Mi relación con la cena siempre fue de rendición incondicional, el premio al final de un día agotador. Con 50 años cumplidos, había aceptado con resignación que el cansancio crónico, esa neblina mental por las mañanas y la sensación de arrastrarme hasta el fin de semana eran, simplemente, peajes de la edad. Lo que jamás imaginé es que la solución no estaba en complicadas dietas ni en caros suplementos, sino en un ajuste casi ridículo en mi última comida del día. Un cambio que, sin exagerar, me ha devuelto una vitalidad que creía perdida para siempre.
Llegar a esta revelación no fue un camino de rosas. Fue un proceso de prueba y error, de escuchar más a mi cuerpo y menos a las costumbres arraigadas. Porque, seamos sinceros, nos han enseñado que la vida es así: a más años, menos energía. Pero, ¿y si fuera una de las grandes mentiras que nos contamos? Hoy puedo decir que un cambio consciente en mi alimentación nocturna ha tenido un impacto más profundo en mi bienestar que cualquier otra cosa. Esto no es la historia de una dieta milagro, sino la de cómo un pequeño gesto puede provocar una auténtica revolución interior.
3EL CAMBIO: MENOS ESPECTACULAR, MÁS EFECTIVO

Mi nueva cena no tenía nada de revolucionario, y ahí radicaba su genialidad. Empecé a basar mis noches en una fórmula muy simple: proteína de calidad y muchas verduras. Pescado a la plancha con espárragos, un revuelto de huevos con champiñones, una pechuga de pollo al horno con brócoli o una crema de calabacín. Platos sencillos, sabrosos y, sobre todo, fáciles de digerir. El gran cambio fue desterrar los carbohidratos de digestión lenta como el pan, la pasta o el arroz de mis veladas.

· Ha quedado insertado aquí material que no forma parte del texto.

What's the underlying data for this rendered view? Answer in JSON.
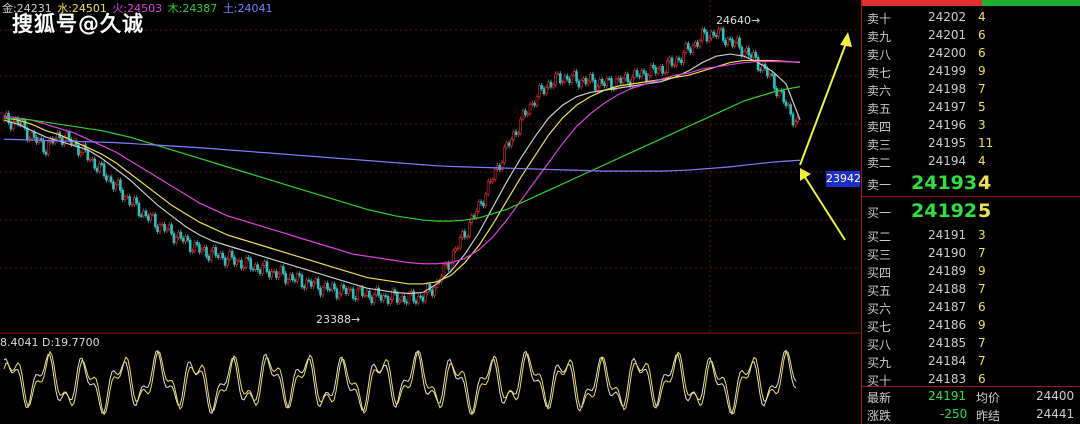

Pero el qué era solo la mitad de la ecuación; el cuándo fue la otra pieza clave. Adopté la costumbre de cenar mucho antes, sobre las ocho de la tarde, dejando un margen de al menos dos o tres horas antes de acostarme. Al principio me costó, sentía esa extraña sensación de «hambre» a las diez de la noche, que en realidad era solo costumbre. Pero perseveré. Esta modificación en la cena permitía que mi sistema digestivo hubiera hecho gran parte de su trabajo antes de meterme en la cama.